A seguir, o rei partiu. Vagou durante sete anos, procurando até nas mais escondidas grutas, mas não os encontrou em parte alguma e já estava convencido de que haviam morrido de fome. Durante todo aquele tempo, não comeu nem bebeu, mas Deus manteve com vida. Por fim, chegou a vasto bosque, onde descobriu a cabana com o letreiro: "Aqui todos moram de graça." A moça branca apareceu e, pegando sua mão, o levou para dentro, dizendo:
- Bem-vindo seja, senhor rei! - indagou de onde vinha.
- Em breve fará sete anos - respondeu ele- que ando, errante, à procura de minha esposa e de meu filho, sem encontrá-los em parte alguma.

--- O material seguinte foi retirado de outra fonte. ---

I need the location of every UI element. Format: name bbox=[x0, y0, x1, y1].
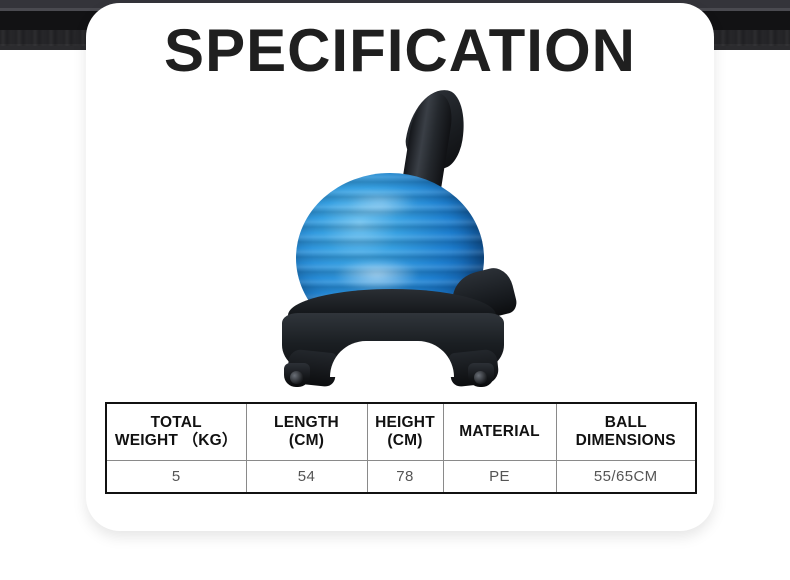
specification-table: TOTAL WEIGHT （KG） LENGTH (CM) HEIGHT (CM… bbox=[105, 402, 697, 494]
caster-wheel-left bbox=[284, 363, 310, 387]
header-line-2: (CM) bbox=[370, 432, 441, 449]
column-header-material: MATERIAL bbox=[443, 403, 556, 460]
column-header-length: LENGTH (CM) bbox=[246, 403, 367, 460]
header-line-2: (CM) bbox=[249, 432, 365, 449]
column-header-total-weight: TOTAL WEIGHT （KG） bbox=[106, 403, 246, 460]
table-row: 5 54 78 PE 55/65CM bbox=[106, 460, 696, 493]
header-line-1: TOTAL bbox=[109, 414, 244, 431]
cell-ball-dimensions: 55/65CM bbox=[556, 460, 696, 493]
screenshot-root: SPECIFICATION bbox=[0, 0, 790, 580]
header-line-2: WEIGHT （KG） bbox=[109, 432, 244, 449]
specification-card: SPECIFICATION bbox=[86, 3, 714, 531]
specification-table-wrapper: TOTAL WEIGHT （KG） LENGTH (CM) HEIGHT (CM… bbox=[105, 402, 695, 494]
cell-height: 78 bbox=[367, 460, 443, 493]
page-title: SPECIFICATION bbox=[86, 21, 714, 81]
caster-hub-left bbox=[290, 371, 303, 384]
table-header-row: TOTAL WEIGHT （KG） LENGTH (CM) HEIGHT (CM… bbox=[106, 403, 696, 460]
cell-total-weight: 5 bbox=[106, 460, 246, 493]
base-arch-cutout bbox=[330, 341, 454, 377]
caster-hub-right bbox=[474, 371, 487, 384]
caster-wheel-right bbox=[468, 363, 494, 387]
header-line-1: HEIGHT bbox=[370, 414, 441, 431]
cell-material: PE bbox=[443, 460, 556, 493]
ball-highlight-lower bbox=[334, 258, 420, 292]
product-image-ball-chair bbox=[246, 91, 556, 396]
column-header-height: HEIGHT (CM) bbox=[367, 403, 443, 460]
header-line-1: MATERIAL bbox=[446, 423, 554, 440]
cell-length: 54 bbox=[246, 460, 367, 493]
column-header-ball-dimensions: BALL DIMENSIONS bbox=[556, 403, 696, 460]
header-line-1: LENGTH bbox=[249, 414, 365, 431]
header-line-1: BALL bbox=[559, 414, 694, 431]
header-line-2: DIMENSIONS bbox=[559, 432, 694, 449]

O anjo foi ao quarto onde se encontrava a rainha com seu filho, a quem ela dera o nome de Dorido, e disse-lhe:
- Teu esposo chegou. Vai com teu filho para junto dele.

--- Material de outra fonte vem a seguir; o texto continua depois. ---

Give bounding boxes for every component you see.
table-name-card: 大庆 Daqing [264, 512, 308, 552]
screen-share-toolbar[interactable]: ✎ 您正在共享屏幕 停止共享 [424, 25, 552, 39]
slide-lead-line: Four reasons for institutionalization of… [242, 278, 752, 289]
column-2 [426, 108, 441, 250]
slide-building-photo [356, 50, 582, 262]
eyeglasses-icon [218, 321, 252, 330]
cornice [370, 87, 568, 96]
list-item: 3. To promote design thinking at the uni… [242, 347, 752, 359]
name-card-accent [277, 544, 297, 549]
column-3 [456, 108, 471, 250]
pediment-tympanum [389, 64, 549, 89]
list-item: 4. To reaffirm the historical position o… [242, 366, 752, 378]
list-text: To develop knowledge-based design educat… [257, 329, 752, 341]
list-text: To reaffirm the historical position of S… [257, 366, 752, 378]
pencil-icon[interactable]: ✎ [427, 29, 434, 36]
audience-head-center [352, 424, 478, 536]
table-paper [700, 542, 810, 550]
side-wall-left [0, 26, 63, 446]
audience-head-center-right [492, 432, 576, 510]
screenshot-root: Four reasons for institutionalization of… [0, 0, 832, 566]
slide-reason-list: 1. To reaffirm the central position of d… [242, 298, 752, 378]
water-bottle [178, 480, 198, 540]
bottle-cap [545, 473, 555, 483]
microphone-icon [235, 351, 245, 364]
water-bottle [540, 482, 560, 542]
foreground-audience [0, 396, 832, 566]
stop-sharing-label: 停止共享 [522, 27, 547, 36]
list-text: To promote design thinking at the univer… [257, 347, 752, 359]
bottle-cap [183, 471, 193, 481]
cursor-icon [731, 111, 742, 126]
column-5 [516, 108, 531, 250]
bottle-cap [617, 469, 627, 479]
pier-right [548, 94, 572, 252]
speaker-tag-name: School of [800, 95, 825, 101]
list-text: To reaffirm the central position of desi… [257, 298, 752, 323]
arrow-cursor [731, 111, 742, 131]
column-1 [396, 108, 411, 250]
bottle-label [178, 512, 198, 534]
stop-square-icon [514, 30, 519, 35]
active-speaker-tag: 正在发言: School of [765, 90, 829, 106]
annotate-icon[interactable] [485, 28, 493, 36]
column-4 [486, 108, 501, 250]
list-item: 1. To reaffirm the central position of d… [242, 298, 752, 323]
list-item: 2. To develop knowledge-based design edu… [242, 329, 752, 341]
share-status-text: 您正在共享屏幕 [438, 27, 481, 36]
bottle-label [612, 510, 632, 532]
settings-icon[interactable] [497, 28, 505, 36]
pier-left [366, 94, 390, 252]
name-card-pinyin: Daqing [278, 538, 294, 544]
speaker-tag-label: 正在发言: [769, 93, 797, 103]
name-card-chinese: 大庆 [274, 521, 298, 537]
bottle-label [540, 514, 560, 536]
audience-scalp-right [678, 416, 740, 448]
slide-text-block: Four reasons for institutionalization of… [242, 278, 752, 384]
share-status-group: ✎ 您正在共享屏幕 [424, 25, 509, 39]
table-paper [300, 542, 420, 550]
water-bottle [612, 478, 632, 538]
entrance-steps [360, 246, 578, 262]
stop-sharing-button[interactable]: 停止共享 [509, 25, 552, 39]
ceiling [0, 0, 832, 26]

A rainha dirigiu-se à sala onde o rei descansava e, vendo que o lenço lhe caíra do rosto, disse:
- Dorido, apanha o lenço de teu pai e cobre-lhe o rosto.
O menino repôs o lenço, mas orei, que o vira, tornou a deixá-lo cair. Impaciente, o pequeno exclamou:
- Mãezinha, como posso cobrir o rosto de meu pai se nem tenho pai no mundo? Aprendi a rezar: " Pai nosso que estás no céu" e tu disseste que meu pai está no céu e é Deus Nosso Senhor. Como queres que conheça este homem? Ele não é meu pai.
Ouvindo aquelas palavras, orei ergue-se e perguntou quem ela era.
- Sou sua esposa- respondeu a rainha- e este é Dorido, teu filho.
O rei, porém, olhando para suas mãos, disse:
- As mãos de minha esposa são de prata e não de carne e osso.
Ao que ela lhe respondeu:
- Deus misericordioso concedeu-me a graça de fazer com que eu recuperasse as minha mãos naturais.
E o anjo entrou para o quarto e trouxe as que eram de prata, mostrando-as ao rei. Este viu então que se tratava, de fato, da sua mulher e de seu filho. Radiante, abraço-os e beijou-os, dizendo:
- Tirei um peso de minha alma!
O anjo de Deus deu-lhes de comer e , a seguir, retornaram para a casa onde estava a velho avó. Quando chegaram, houve alegria geral e o rei e a rainha tornaram a festejar suas bodas, vivendo satisfeitos e felizes até o fim de seus dias. FIM
Os contos que estou transcrevendo são de livros muito antigos que ganhei de meu querido pai. Quando percebi que eles estavam ficando velhos e amarelados, fiquei com medo de perdê-los. Resolvi então salvá-los para sempre, digitando letra por letra e me envolvendo em cada história. Obrigada pai e mãe, amo vocês! E um obrigada às novas tecnologias que me permitirão salvar meus livros e dar a outras pessoas a oportunidade de se emocionarem com Os Contos de Grimn e Andersen como eu me emocionei.